There’s a veneer of “helping” here, and yet it’s utterly transparent that everyone’s motives are both ulterior and self-interested. They’re constantly sizing one another up: as potential allies, as potential competitors, as potential lovers; they’re constantly competing for Meredith Martin’s attention and to validate their own sense of self-worth. Blush’s staging begins in a static state, most of the women perched with varying degrees of primness on chairs, with Cheung’s Patti perfectly upright upstage at one end of the verticality spectrum and Susannah Melonzi’s Velma sprawling and lolling on a chaise longue at the other. But as the group dynamic degenerates–and as the meek Margo gradually starts to take center stage, putting on a power suit and moving to lead a session–the physical energy shifts, until the emotionally tense builds to the physically unsettled and finally to actual violence
The play begins with a monologue from Patti that at first seems like her personal origin story: a tale of betrayal by her husband through the discovery that he has a second family, a carbon copy of her own; unbeknownst to herself, she’s been living as a doppelgänger, with no idea whether she’s original or copy. But as Margo starts to act as Martin’s shadow, then mirror, then to puncture the facade of Martin’s “teachings,” it becomes ever clearer how thoroughly the piece is permeated with doubles, mirrors, perverse pairings, oxymorons, false fronts, shadow selves more or less in sync with the public personas.

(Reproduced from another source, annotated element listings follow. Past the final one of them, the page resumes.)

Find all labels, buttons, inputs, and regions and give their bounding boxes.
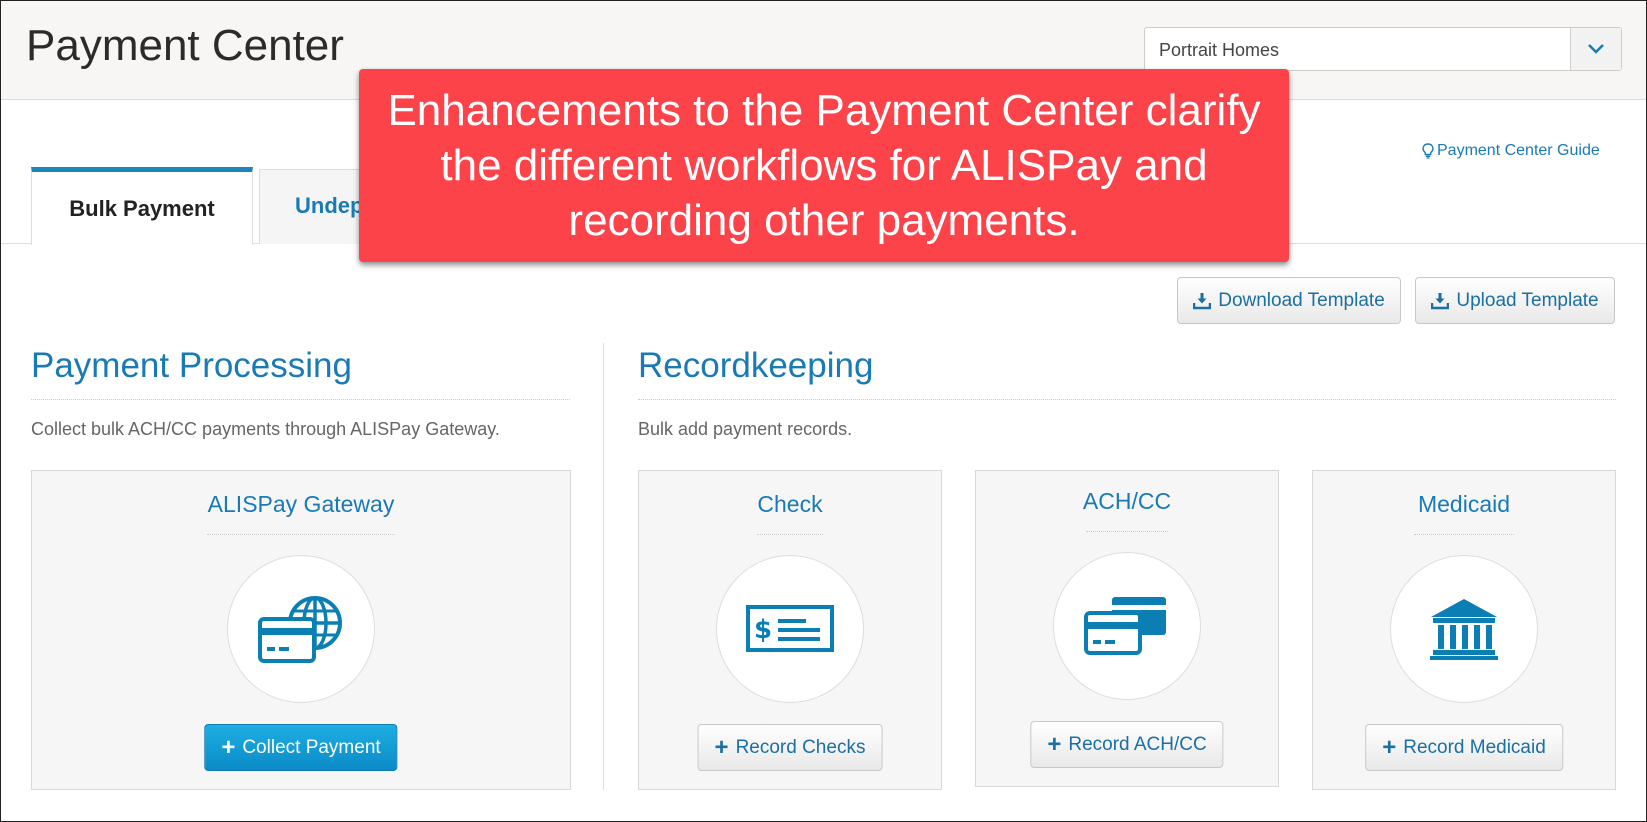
medicaid-card: Medicaid + Record Medicaid xyxy=(1312,470,1616,790)
card-title-rule xyxy=(1086,531,1168,533)
svg-text:$: $ xyxy=(754,615,772,645)
guide-link-label: Payment Center Guide xyxy=(1437,142,1600,159)
community-select[interactable]: Portrait Homes xyxy=(1144,27,1622,71)
recordkeeping-description: Bulk add payment records. xyxy=(638,419,853,439)
payment-center-guide-link[interactable]: Payment Center Guide xyxy=(1422,142,1600,160)
card-title: Medicaid xyxy=(1417,491,1511,517)
record-ach-cc-label: Record ACH/CC xyxy=(1068,733,1207,755)
card-title: ACH/CC xyxy=(1082,488,1172,514)
alispay-gateway-card: ALISPay Gateway + Collect Payment xyxy=(31,470,571,790)
upload-icon xyxy=(1431,292,1450,309)
record-medicaid-button[interactable]: + Record Medicaid xyxy=(1365,724,1563,771)
annotation-callout: Enhancements to the Payment Center clari… xyxy=(359,69,1289,262)
callout-text: Enhancements to the Payment Center clari… xyxy=(387,86,1261,245)
recordkeeping-rule xyxy=(638,399,1616,401)
ach-cc-card: ACH/CC + Record ACH/CC xyxy=(975,470,1279,787)
payment-processing-heading: Payment Processing xyxy=(31,346,352,385)
plus-icon: + xyxy=(1047,730,1062,758)
record-checks-button[interactable]: + Record Checks xyxy=(697,724,883,771)
card-icon-circle xyxy=(227,555,375,703)
recordkeeping-heading: Recordkeeping xyxy=(638,346,874,385)
collect-payment-label: Collect Payment xyxy=(242,736,381,758)
card-icon-circle: $ xyxy=(716,555,864,703)
upload-template-label: Upload Template xyxy=(1456,289,1599,311)
tab-label: Undep xyxy=(295,193,364,218)
record-checks-label: Record Checks xyxy=(735,736,866,758)
community-select-value: Portrait Homes xyxy=(1159,40,1280,60)
card-title: ALISPay Gateway xyxy=(207,491,395,517)
page-title: Payment Center xyxy=(26,21,344,70)
check-card: Check $ + Record Checks xyxy=(638,470,942,790)
lightbulb-icon xyxy=(1422,143,1434,159)
section-divider xyxy=(603,343,604,790)
card-title-rule xyxy=(207,534,395,536)
tab-label: Bulk Payment xyxy=(69,195,215,221)
bank-icon xyxy=(1430,599,1498,660)
download-template-button[interactable]: Download Template xyxy=(1177,277,1401,324)
tab-bulk-payment[interactable]: Bulk Payment xyxy=(31,167,253,245)
card-title-rule xyxy=(1414,534,1514,536)
record-medicaid-label: Record Medicaid xyxy=(1403,736,1546,758)
plus-icon: + xyxy=(714,733,729,761)
card-icon-circle xyxy=(1053,552,1201,700)
chevron-down-icon[interactable] xyxy=(1570,28,1621,70)
plus-icon: + xyxy=(221,733,236,761)
credit-card-globe-icon xyxy=(258,596,342,663)
payment-processing-rule xyxy=(31,399,570,401)
card-title: Check xyxy=(757,491,823,517)
check-icon: $ xyxy=(746,605,834,652)
download-template-label: Download Template xyxy=(1218,289,1385,311)
credit-cards-icon xyxy=(1084,597,1166,655)
payment-processing-description: Collect bulk ACH/CC payments through ALI… xyxy=(31,419,500,439)
card-icon-circle xyxy=(1390,555,1538,703)
card-title-rule xyxy=(757,534,823,536)
collect-payment-button[interactable]: + Collect Payment xyxy=(204,724,398,771)
download-icon xyxy=(1193,292,1212,309)
record-ach-cc-button[interactable]: + Record ACH/CC xyxy=(1030,721,1224,768)
plus-icon: + xyxy=(1382,733,1397,761)
upload-template-button[interactable]: Upload Template xyxy=(1415,277,1615,324)
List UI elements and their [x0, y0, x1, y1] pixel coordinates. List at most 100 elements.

Velma tells double and contradictory stories of a near-death experience, mirrored in the play’s descent into murder mystery. Margo twins herself with Martin, first by being so in sync that she can speak in synchronicity. Ann’s new marriage rests uneasily alongside her previous relationship with Velma. Meredith’s status as a successful guru twinned with an organization possibly on the rocks. “You think you know what you’re thinking but you’re not thinking that at all…you’re thinking something completely different,” says Ann. Even the title contains such a doubling. But is there any there there, or has a base reality of personality been entirely subsumed by the quest to prove one’s self-actualization?
There is an—entirely intentional—everything and the kitchen sink quality to the buildup in the latter half of the play. Once Coach Coach hits that tonal high pitch, it’s hard to ratchet it back down for the sneaky needle of the ending, as stark and plain as is Patti’s opening monologue. But in the hands of the brilliant Szadkowski—an actor who is never less than fascinating to watch but has truly never been better than she is here—that pivot works. She’s matched by—as is typical of Summerworks—a very strong ensemble, with special note Cindy Cheung and Kelly McAndrew. Patti has to lead into the same kind of abrupt tonal misdirection at the beginning that Margo carries at the end, and one of Cheung’s strengths is her ability to fill a seeming deadpan with enormous nuance; she never telegraphs an emotion but underneath what seems lightly neutral you frequently get both hilarity and heartbreak at once. And McAndrew perfectly embodies the burnished facade of the hustler tapping into women’s insecurities; the audience realizes Dr. Meredith Martin is soulless pretty quickly, but McAndrew keeps us guessing as to whether Martin herself knows it.
In the closing monologue, Margo says, “I’d know my own shadow anywhere.” Patti, at the beginning, is blindsided by her doppelgänger; Margo, at the end, recognizes hers instantly. Is that progress? Is it growth? Or is it just a greater canniness about the always compromised conditions in which we exist? As Billy McEntee writes in a Brooklyn Rail piece about the show, “Our self self is increasingly indistinguishable from our Coach Coach.” It’s self-reflexivity all the way down.